- Theatrical release poster
- Directed by: Amirtham
- Written by: M. Karunanidhi
- Based on: Thooku Medai by M. Karunanidhi
- Starring: Chandrasekhar Menaka
- Music by: Shankar–Ganesh
- Production company: Sri Appan Films
- Release date: 28 May 1982;
- Country: India
- Language: Tamil

= Thooku Medai =

Thooku Medai is a 1982 Indian Tamil-language political drama film directed by Amirtham and written by M. Karunanidhi. The film stars Chandrasekhar and Menaka. It is an adaptation of Karunanidhi's play of the same name.
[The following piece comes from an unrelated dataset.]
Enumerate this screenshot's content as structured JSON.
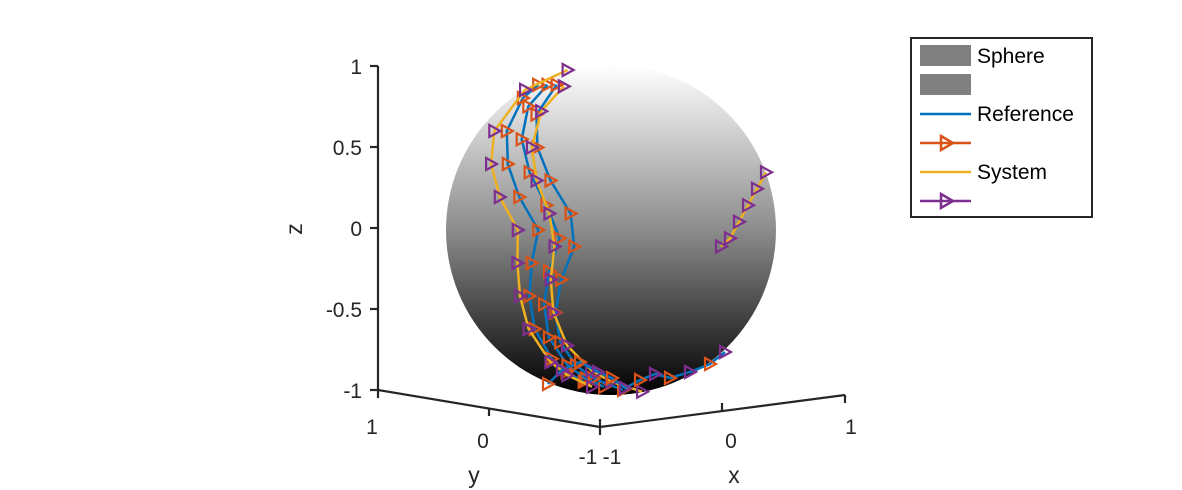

The film was released on 28 May 1982.

== Cast ==
- Chandrasekhar
- Chakravarthy
- Menaka
- Usha Rajender
- Nagesh

== Production ==
Thooku Medai is a film adaptation of the stage play of the same name written by M. Karunanidhi who scripted the film version too.

== Soundtrack ==
The music was composed by Shankar–Ganesh.

Track listing
| No. | Title | Lyrics | Singer(s) | Length |
|---|---|---|---|---|
| 1. | "Kodi Uyara Kol Uyarum" | M. Karunanidhi | Malaysia Vasudevan | 4:48 |
| 2. | "Aayiram Piraigal Kaanumvarai" | M. Karunanidhi | Vani Jairam | 4:14 |
| 3. | "Kurinji Malar Ondru" | M. Karunanidhi | P. Jayachandran, Vani Jairam | 4:49 |
| 4. | "Inioru Thollaiyum Illai" | Subramania Bharati | T. M. Soundararajan | 3:33 |
| Total length: |  |  |  | 17:24 |

== Controversy ==
Karunanidhi was displeased with the censor board for reducing 500 feet of the film which contained his dialogues that focused "on the long search from Madurai to Tiruchendur".

== Release and reception ==
Thooku Medai was released on 28 May 1982. The reviewer from Kalki lauded Chandrasekhar's performance, and his recital of Karunanidhi's dialogues. Despite this, it failed commercially.